— Не знаю, как вы назовете это краткое наставление, сын мой, ибо я усыновлю вас и сделаю вас своим наследником, но таков устав честолюбия. Избранники божии немногочисленны. Выбора нет: надобно или уйти в монастырь (и там вы нередко встретите тот же свет в малом виде!), или принять устав.
— Пожалуй, лучше не быть столь ученым, — сказал Люсьен, пытаясь проникнуть в душу этого страшного священника.

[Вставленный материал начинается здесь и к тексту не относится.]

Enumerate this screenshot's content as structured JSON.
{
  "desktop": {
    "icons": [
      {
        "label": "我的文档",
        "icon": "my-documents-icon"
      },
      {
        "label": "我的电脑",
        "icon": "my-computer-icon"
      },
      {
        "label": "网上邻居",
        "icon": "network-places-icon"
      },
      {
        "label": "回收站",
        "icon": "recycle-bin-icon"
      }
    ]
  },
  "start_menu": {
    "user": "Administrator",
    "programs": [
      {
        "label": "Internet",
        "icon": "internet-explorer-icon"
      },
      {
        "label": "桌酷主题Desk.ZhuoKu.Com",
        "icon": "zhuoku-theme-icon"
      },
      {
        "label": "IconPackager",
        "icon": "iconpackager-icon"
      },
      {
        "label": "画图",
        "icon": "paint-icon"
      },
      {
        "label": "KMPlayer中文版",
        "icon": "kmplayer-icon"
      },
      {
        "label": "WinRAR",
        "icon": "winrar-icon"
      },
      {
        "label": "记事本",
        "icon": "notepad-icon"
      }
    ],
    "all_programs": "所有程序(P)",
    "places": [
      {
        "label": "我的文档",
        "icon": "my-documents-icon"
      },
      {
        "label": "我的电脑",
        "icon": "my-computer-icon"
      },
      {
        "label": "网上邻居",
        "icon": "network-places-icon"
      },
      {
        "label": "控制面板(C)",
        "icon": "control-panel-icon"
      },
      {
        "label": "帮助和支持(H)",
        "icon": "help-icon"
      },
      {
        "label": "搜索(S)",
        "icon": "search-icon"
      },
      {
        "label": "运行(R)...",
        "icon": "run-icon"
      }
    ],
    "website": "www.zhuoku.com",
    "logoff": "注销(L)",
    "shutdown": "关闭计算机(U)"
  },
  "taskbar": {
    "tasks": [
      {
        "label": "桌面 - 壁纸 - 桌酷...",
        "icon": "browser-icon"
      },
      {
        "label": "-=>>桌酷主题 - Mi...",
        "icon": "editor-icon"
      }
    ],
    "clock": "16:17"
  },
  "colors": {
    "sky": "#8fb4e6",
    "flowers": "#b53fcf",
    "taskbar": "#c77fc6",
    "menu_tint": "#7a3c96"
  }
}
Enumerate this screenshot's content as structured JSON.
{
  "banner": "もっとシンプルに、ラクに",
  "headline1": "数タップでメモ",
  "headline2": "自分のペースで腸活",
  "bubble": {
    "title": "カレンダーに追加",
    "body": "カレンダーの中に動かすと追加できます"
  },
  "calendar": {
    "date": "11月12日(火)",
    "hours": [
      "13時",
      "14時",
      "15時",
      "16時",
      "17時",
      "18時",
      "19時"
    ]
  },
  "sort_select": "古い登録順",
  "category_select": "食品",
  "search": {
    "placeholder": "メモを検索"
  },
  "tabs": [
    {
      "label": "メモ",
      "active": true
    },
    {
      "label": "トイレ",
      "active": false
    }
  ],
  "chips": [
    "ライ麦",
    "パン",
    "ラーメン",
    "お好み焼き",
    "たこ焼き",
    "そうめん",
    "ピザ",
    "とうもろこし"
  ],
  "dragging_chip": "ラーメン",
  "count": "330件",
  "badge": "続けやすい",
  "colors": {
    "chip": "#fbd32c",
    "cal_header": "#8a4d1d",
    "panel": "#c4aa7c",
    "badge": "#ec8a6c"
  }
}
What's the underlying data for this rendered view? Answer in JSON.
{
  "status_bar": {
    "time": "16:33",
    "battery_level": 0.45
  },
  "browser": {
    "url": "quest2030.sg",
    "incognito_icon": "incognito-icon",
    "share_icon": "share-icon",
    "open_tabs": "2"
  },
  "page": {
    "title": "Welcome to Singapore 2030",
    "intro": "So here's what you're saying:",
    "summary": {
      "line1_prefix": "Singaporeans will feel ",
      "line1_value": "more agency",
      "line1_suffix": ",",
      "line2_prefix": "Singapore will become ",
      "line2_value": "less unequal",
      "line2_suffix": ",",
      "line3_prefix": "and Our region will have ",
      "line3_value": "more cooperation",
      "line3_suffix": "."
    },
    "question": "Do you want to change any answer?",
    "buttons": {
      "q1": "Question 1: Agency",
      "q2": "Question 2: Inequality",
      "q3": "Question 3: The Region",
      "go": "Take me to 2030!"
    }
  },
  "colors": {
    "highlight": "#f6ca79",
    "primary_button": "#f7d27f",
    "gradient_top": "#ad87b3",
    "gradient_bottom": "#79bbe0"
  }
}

— Полноте, — возразил каноник, — вы играли, не зная правил игры, а теперь, когда вам начинает везти, когда у вас такой надежный опекун, вы вдруг выходите из игры и даже не желаете отыграться! Неужто у вас нет охоты проучить этих господ, которые вас изгнали из Парижа?
Люсьен вздрогнул, точно слуха его коснулись, терзая нервы, дикие звуки какого-то неведомого инструмента из бронзы, вроде китайского гонга.
— Я всего лишь смиренный служитель церкви, — продолжал этот человек, и ужасное выражение исказило его лицо, обожженное солнцем Испании, — но ежели бы люди так меня унизили, истерзали, предали, продали, как поступили с вами эти негодяи, о которых вы мне рассказывали, я поступил бы, как мавр пустыни!.. Да, я душою и телом предался бы мщению. Меня не устрашили бы ни виселица, ни гаррота[244], ни осиновый кол, ни ваша гильотина... Но я не отдал бы своей головы, покуда не раздавил бы моих врагов своею пятою!
Люсьен хранил молчание, у него пропала всякая охота вызывать этого священника на откровенность.
— Есть потомки Авеля и потомки Каина, — сказал в заключение каноник. — Во мне течет смешанная кровь: я Каин для врагов, Авель для друзей... И горе тому, кто пробудит Каина!.. А впрочем, вы ведь француз, а я испанец, притом каноник!..
«Вот так мавр! Что за натура?» — сказал самому себе Люсьен, вглядываясь в покровителя, посланного ему небом.
Аббат Карлос Эррера не был похож на иезуита, он вообще не был похож на духовное лицо. Плотный, коренастый, большерукий, широкогрудый, сложения геркулесова, он прятал под личиной благодушия взгляд, способный внушить ужас; лицо его, непроницаемое и обожженное солнцем, словно вылитое из бронзы, скорее отталкивало, нежели привлекало. Только длинные прекрасные волосы, напудренные, как у князя Талейрана, придавали этому удивительному дипломату облик епископа, да синяя с белой каймой лента, на которой висел золотой крест, изобличала в нем высшее духовное лицо. Черные шелковые чулки облегали ноги силача. Изысканная опрятность одежды говорила о тщательном уходе за своей особой, что весьма необычно для простого священника, да еще в Испании. Треугольная шляпа лежала на переднем сиденье кареты, украшенной испанским гербом. Несмотря на столь отталкивающие черты, впечатление от его наружности сглаживалось манерой держаться, резкой и вместе с тем вкрадчивой; явно, священник строил куры, ластясь к Люсьену почти по-кошачьи. Люсьен с тревогой ловил каждое его движение. Он чувствовал, что в эти минуты решается вопрос: жить ему или не жить. Они подъезжали ко второй станции после Рюфека. Последние слова испанского священника затронули многие струны в его сердце; и, скажем в скобках, к стыду Люсьена и священника, проницательным взглядом изучавшего прекрасное лицо поэта, то были самые дурные струны, те, что звучат под напором порочных чувств. Люсьен опять грезил Парижем, он опять брался за бразды власти, которые выскользнули из его слабых рук, он дышал местью! Причина его попытки к самоубийству — наглядное сопоставление провинциальной жизни и жизни парижской — исчезла: он опять попадет в свою среду, но отныне он будет под охраной политика, в коварстве не уступающего Кромвелю.